Jiffy stand fix... (long)

Discussion in 'Touring Models' started by FLHTrider08, Sep 2, 2011.

  1. FLHTrider08

    FLHTrider08 Active Member Contributor

    I'll try to explain the this without too much confusion. I'm not overly mechanically adept but I had help.

    I recently (about 2 weeks ago), put my bike down after going around a corner too fast, about 37mph in a 21mph zone, (not smart!) on a really sharp corner so I couldn't see far enough ahead. I had to decide whether to lay it down on the road or hit the ditch. I chose the ditch. My front wheel and a bit hit the ditch (steep) and my crash bar (bent inward) and jiffy stand (so I thought) got bent. Luckily it was grass so there wasn't major damage. The crash bar is being straitend. The jiffy stand was bent at an angle and didn't seem to rest as flat as it used to on the ground. My Dad and I tried to bend the jiffy stand foot up without any luck. I figured it was going to have to be replaced.

    Then I recalled someone on this forum mentioning how the jiffy stand "locked" into place when it's extended. We looked at it further and realized that it wasn't sitting in the lock guides properly. I had already washed the bike with a pressure washer to get the dirt off after the ride was complete.

    We had a look at my Dad's Ultra (2006) and noticed that it's Jiffy stand is different than mine so we couldn't really compare them. My Dad then got the idea to take the jiffy stand off and see if it was dirty like the crash bar had been. We removed the stand (with attached pin) and cleaned the hole out and re-lubed the pin with heavy oil. Put it back together and now it works like it used to and lies on the ground like it used to. Hopefully this can assist someone else someday.
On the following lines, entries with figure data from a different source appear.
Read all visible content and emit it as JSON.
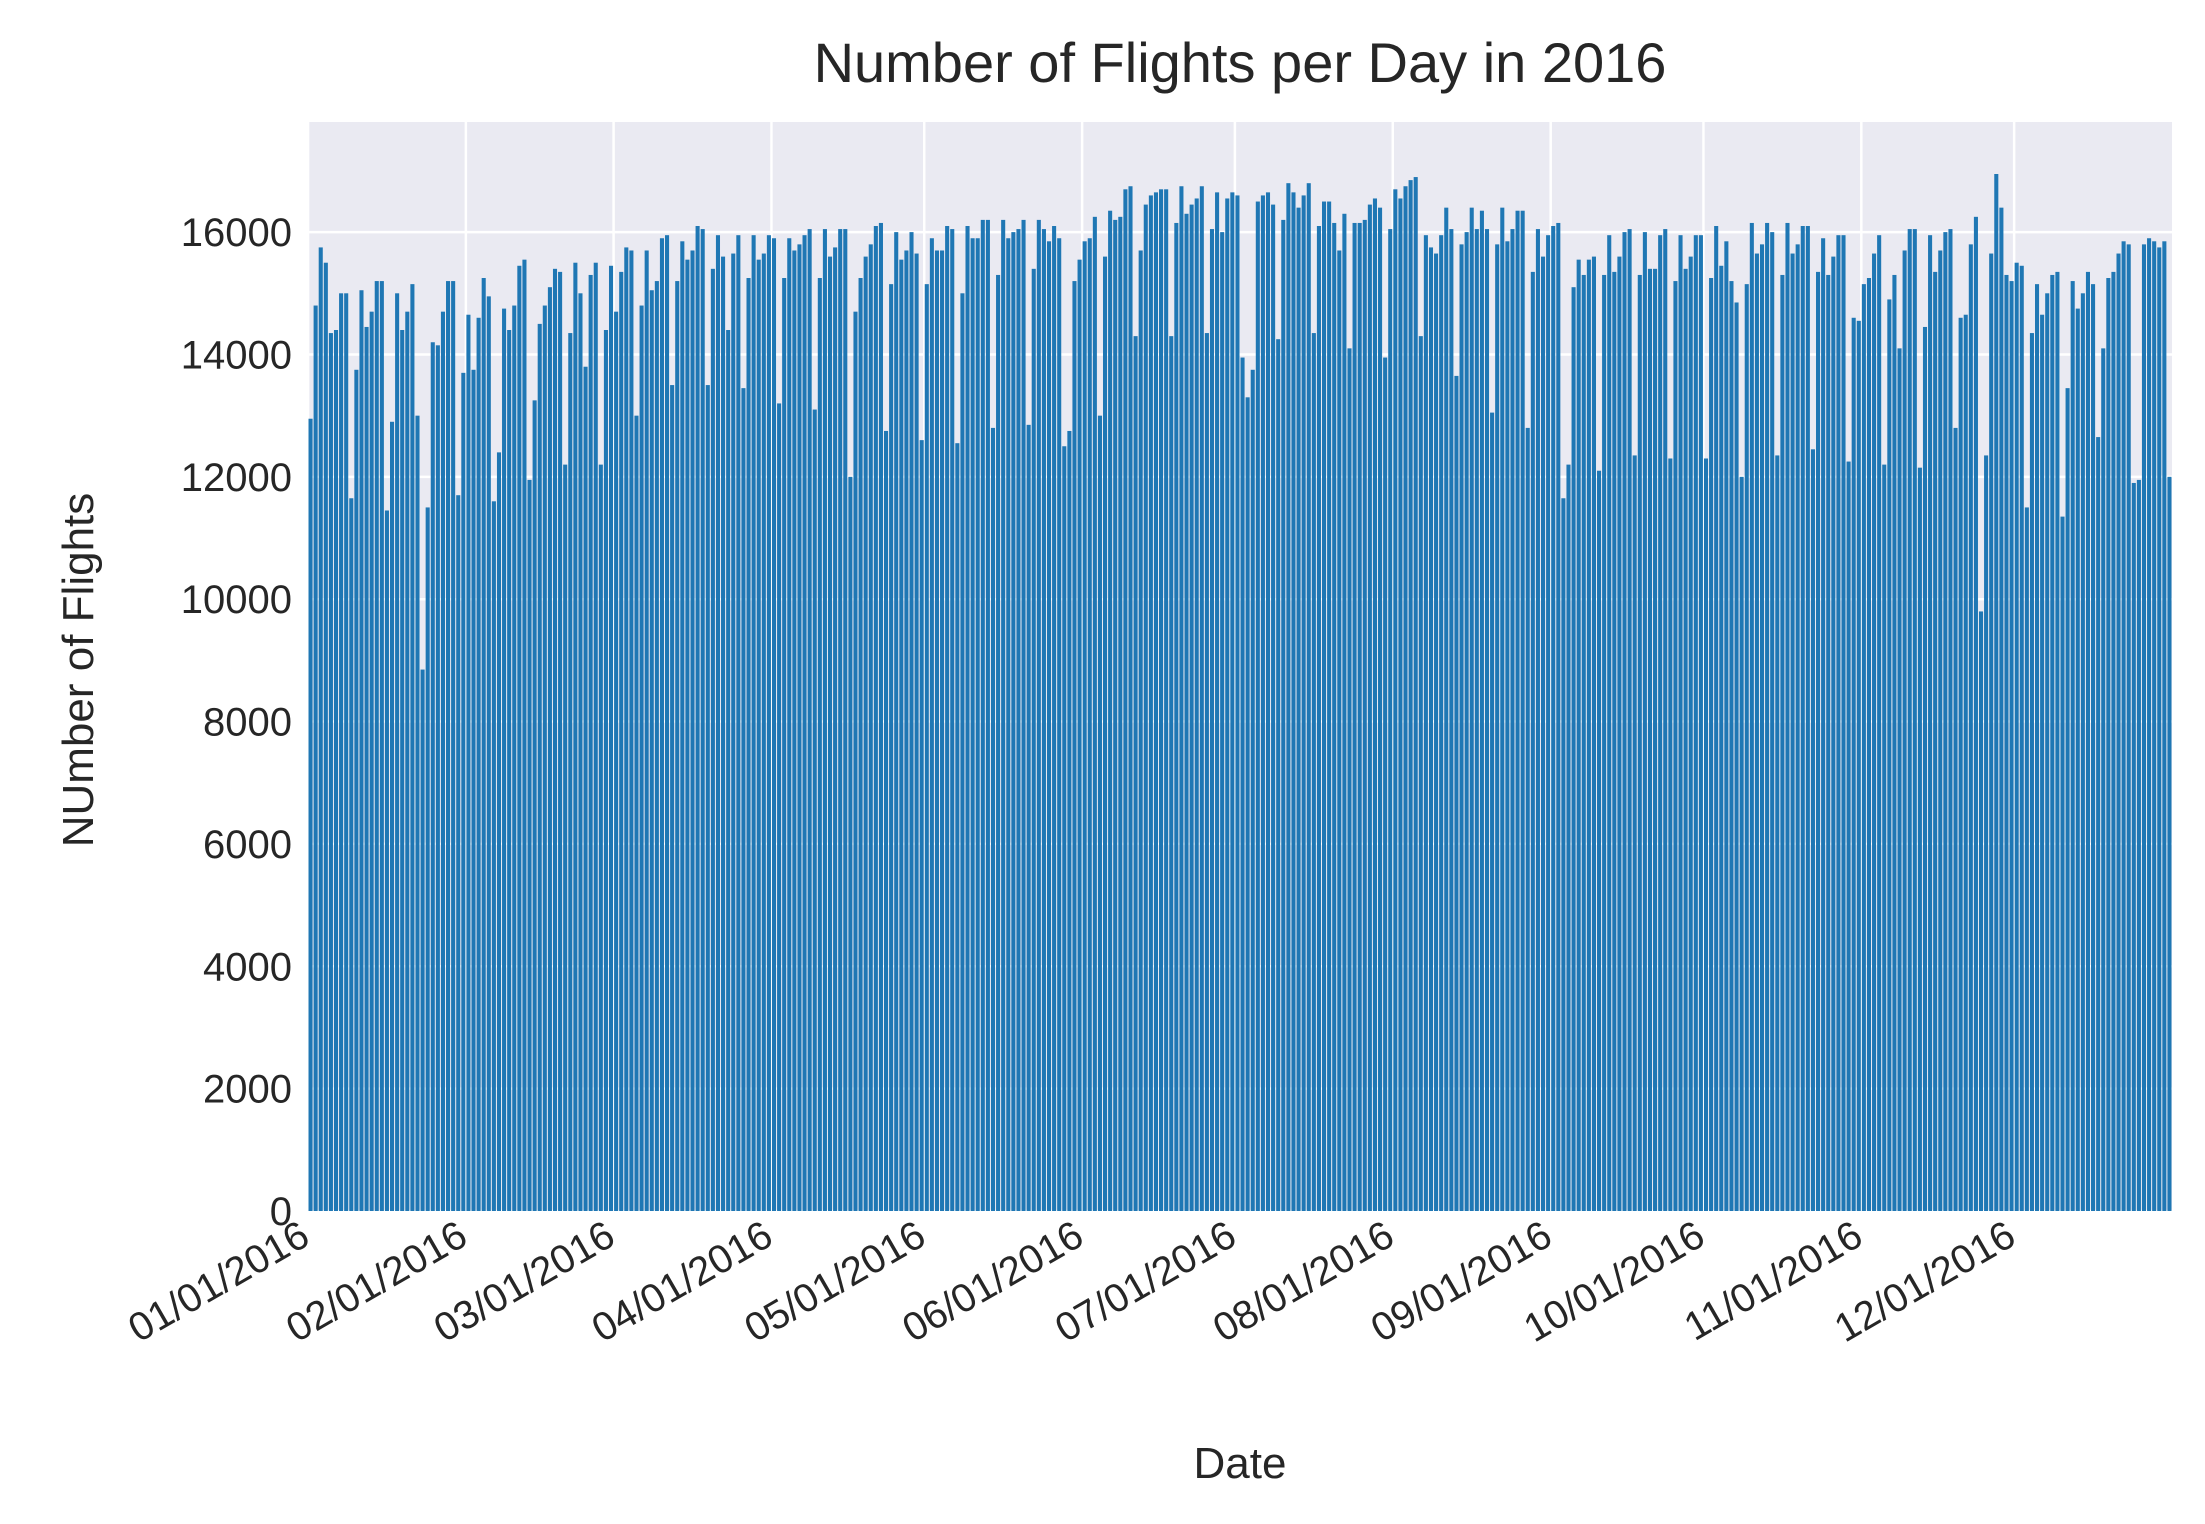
{
  "chart_data": {
    "type": "bar",
    "title": "Number of Flights per Day in 2016",
    "xlabel": "Date",
    "ylabel": "NUmber of Flights",
    "ylim": [
      0,
      17800
    ],
    "yticks": [
      0,
      2000,
      4000,
      6000,
      8000,
      10000,
      12000,
      14000,
      16000
    ],
    "xticks": [
      "01/01/2016",
      "02/01/2016",
      "03/01/2016",
      "04/01/2016",
      "05/01/2016",
      "06/01/2016",
      "07/01/2016",
      "08/01/2016",
      "09/01/2016",
      "10/01/2016",
      "11/01/2016",
      "12/01/2016"
    ],
    "xlim_dates": [
      "2016-01-01",
      "2016-12-31"
    ],
    "grid": true,
    "legend": "none",
    "colors": {
      "bar": "#1f77b4",
      "background": "#eaeaf2",
      "grid": "#ffffff",
      "text": "#262626"
    },
    "series": [
      {
        "start_date": "2016-01-01",
        "values": [
          12950,
          14800,
          15750,
          15500,
          14350,
          14400,
          15000,
          15000,
          11650,
          13750,
          15050,
          14450,
          14700,
          15200,
          15200,
          11450,
          12900,
          15000,
          14400,
          14700,
          15150,
          13000,
          8850,
          11500,
          14200,
          14150,
          14700,
          15200,
          15200,
          11700,
          13700,
          14650,
          13750,
          14600,
          15250,
          14950,
          11600,
          12400,
          14750,
          14400,
          14800,
          15450,
          15550,
          11950,
          13250,
          14500,
          14800,
          15100,
          15400,
          15350,
          12200,
          14350,
          15500,
          15000,
          13800,
          15300,
          15500,
          12200,
          14400,
          15450,
          14700,
          15350,
          15750,
          15700,
          13000,
          14800,
          15700,
          15050,
          15200,
          15900,
          15950,
          13500,
          15200,
          15850,
          15550,
          15700,
          16100,
          16050,
          13500,
          15400,
          15950,
          15600,
          14400,
          15650,
          15950,
          13450,
          15250,
          15950,
          15550,
          15650,
          15950,
          15900,
          13200,
          15250,
          15900,
          15700,
          15800,
          15950,
          16050,
          13100,
          15250,
          16050,
          15600,
          15750,
          16050,
          16050,
          12000,
          14700,
          15250,
          15600,
          15800,
          16100,
          16150,
          12750,
          15150,
          16000,
          15550,
          15700,
          16000,
          15650,
          12600,
          15150,
          15900,
          15700,
          15700,
          16100,
          16050,
          12550,
          15000,
          16100,
          15900,
          15900,
          16200,
          16200,
          12800,
          15300,
          16200,
          15900,
          16000,
          16050,
          16200,
          12850,
          15400,
          16200,
          16050,
          15850,
          16100,
          15900,
          12500,
          12750,
          15200,
          15550,
          15850,
          15900,
          16250,
          13000,
          15600,
          16350,
          16200,
          16250,
          16700,
          16750,
          14300,
          15700,
          16450,
          16600,
          16650,
          16700,
          16700,
          14300,
          16150,
          16750,
          16300,
          16450,
          16550,
          16750,
          14350,
          16050,
          16650,
          16000,
          16550,
          16650,
          16600,
          13950,
          13300,
          13750,
          16500,
          16600,
          16650,
          16450,
          14250,
          16200,
          16800,
          16650,
          16400,
          16600,
          16800,
          14350,
          16100,
          16500,
          16500,
          16150,
          15700,
          16300,
          14100,
          16150,
          16150,
          16200,
          16450,
          16550,
          16400,
          13950,
          16050,
          16700,
          16550,
          16750,
          16850,
          16900,
          14300,
          15950,
          15750,
          15650,
          15950,
          16400,
          16050,
          13650,
          15800,
          16000,
          16400,
          16050,
          16350,
          16050,
          13050,
          15800,
          16400,
          15850,
          16050,
          16350,
          16350,
          12800,
          15350,
          16050,
          15600,
          15950,
          16100,
          16150,
          11650,
          12200,
          15100,
          15550,
          15300,
          15550,
          15600,
          12100,
          15300,
          15950,
          15350,
          15600,
          16000,
          16050,
          12350,
          15300,
          16000,
          15400,
          15400,
          15950,
          16050,
          12300,
          15200,
          15950,
          15400,
          15600,
          15950,
          15950,
          12300,
          15250,
          16100,
          15450,
          15850,
          15200,
          14850,
          12000,
          15150,
          16150,
          15650,
          15800,
          16150,
          16000,
          12350,
          15300,
          16150,
          15650,
          15800,
          16100,
          16100,
          12450,
          15350,
          15900,
          15300,
          15600,
          15950,
          15950,
          12250,
          14600,
          14550,
          15150,
          15250,
          15650,
          15950,
          12200,
          14900,
          15300,
          14100,
          15700,
          16050,
          16050,
          12150,
          14450,
          15950,
          15350,
          15700,
          16000,
          16050,
          12800,
          14600,
          14650,
          15800,
          16250,
          9800,
          12350,
          15650,
          16950,
          16400,
          15300,
          15200,
          15500,
          15450,
          11500,
          14350,
          15150,
          14650,
          15000,
          15300,
          15350,
          11350,
          13450,
          15200,
          14750,
          15000,
          15350,
          15150,
          12650,
          14100,
          15250,
          15350,
          15650,
          15850,
          15800,
          11900,
          11950,
          15800,
          15900,
          15850,
          15750,
          15850,
          12000
        ]
      }
    ]
  }
}
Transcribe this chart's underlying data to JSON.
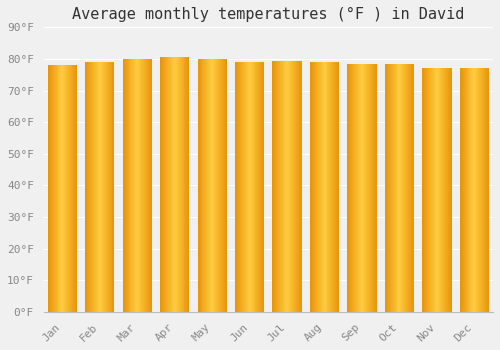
{
  "title": "Average monthly temperatures (°F ) in David",
  "categories": [
    "Jan",
    "Feb",
    "Mar",
    "Apr",
    "May",
    "Jun",
    "Jul",
    "Aug",
    "Sep",
    "Oct",
    "Nov",
    "Dec"
  ],
  "values": [
    78,
    79,
    80,
    80.5,
    80,
    79,
    79.5,
    79,
    78.5,
    78.5,
    77,
    77
  ],
  "ylim": [
    0,
    90
  ],
  "yticks": [
    0,
    10,
    20,
    30,
    40,
    50,
    60,
    70,
    80,
    90
  ],
  "bar_color_left": "#E8950A",
  "bar_color_center": "#FFCC40",
  "bar_color_right": "#E8950A",
  "background_color": "#F0F0F0",
  "title_fontsize": 11,
  "tick_fontsize": 8,
  "font_family": "monospace"
}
    Thanks to the great knowledge and experience on this forum for giving me the opportunity to read that post (thanks Glider!) originally and giving me the idea to fix it. That's just one reason the forum is so great! :bigsmiley24:
  2. fin_676

    fin_676 Experienced Member Staff Member Moderator Contributor

    Glad to hear that you are ok and the bike has only minor damage and is going to fix without too much pain
    Sometimes there are posted speed limits as the roads demand a low speed
    take care

  3. gusotto

    gusotto Junior Member

    Good to hear you are OK.
    Can't say I've ever seen a 21 MPH zone before.
  4. gator508

    gator508 Well-Known Member

    Glad it worked out for ya. Isn't it cool when you do it yourself (or with help). You can then share your experiences godd or bad with us and we can pick you apart..LOL!!!!!:lolrolling
  5. Dr.Evil

    Dr.Evil Junior Member

    So glad only your pride got hurt.

    Practice your counter stearing in corners. If you try to force a tight corner the bike will not hold the line. I try to work on this technique every time I ride. It seams the corners that continue to a full 90 deg. can be hard to hold the last 20 deg. or so.
  6. dbmg

    dbmg Guest

    Look where you want to go !!!!!

    Use this experience as a learning tool for better riding...
    Glad thing turned out ok for you.
  7. glider

    glider Veteran Member

    Glad you got away with minimal damage. Don't over ride the conditions or speed limit.
  8. FLHTrider08

    FLHTrider08 Active Member Contributor

    I converted it to miles. It was 35 km/hour. They aren't too common here it was just for the corner.
  9. FLHTrider08

    FLHTrider08 Active Member Contributor

    Normally I do use that technique but got worried when I couldn't see ahead due to the sharpness of the corner. I ended up giving up on that theory for that corner but it has definitely helped me in other corners, etc I've experienced since I learned it.
  10. Iceman24

    Iceman24 Well-Known Member

    Good information to know - way to be persistent & work through a fix. Glad to see/hear you'll be back on the road again soon.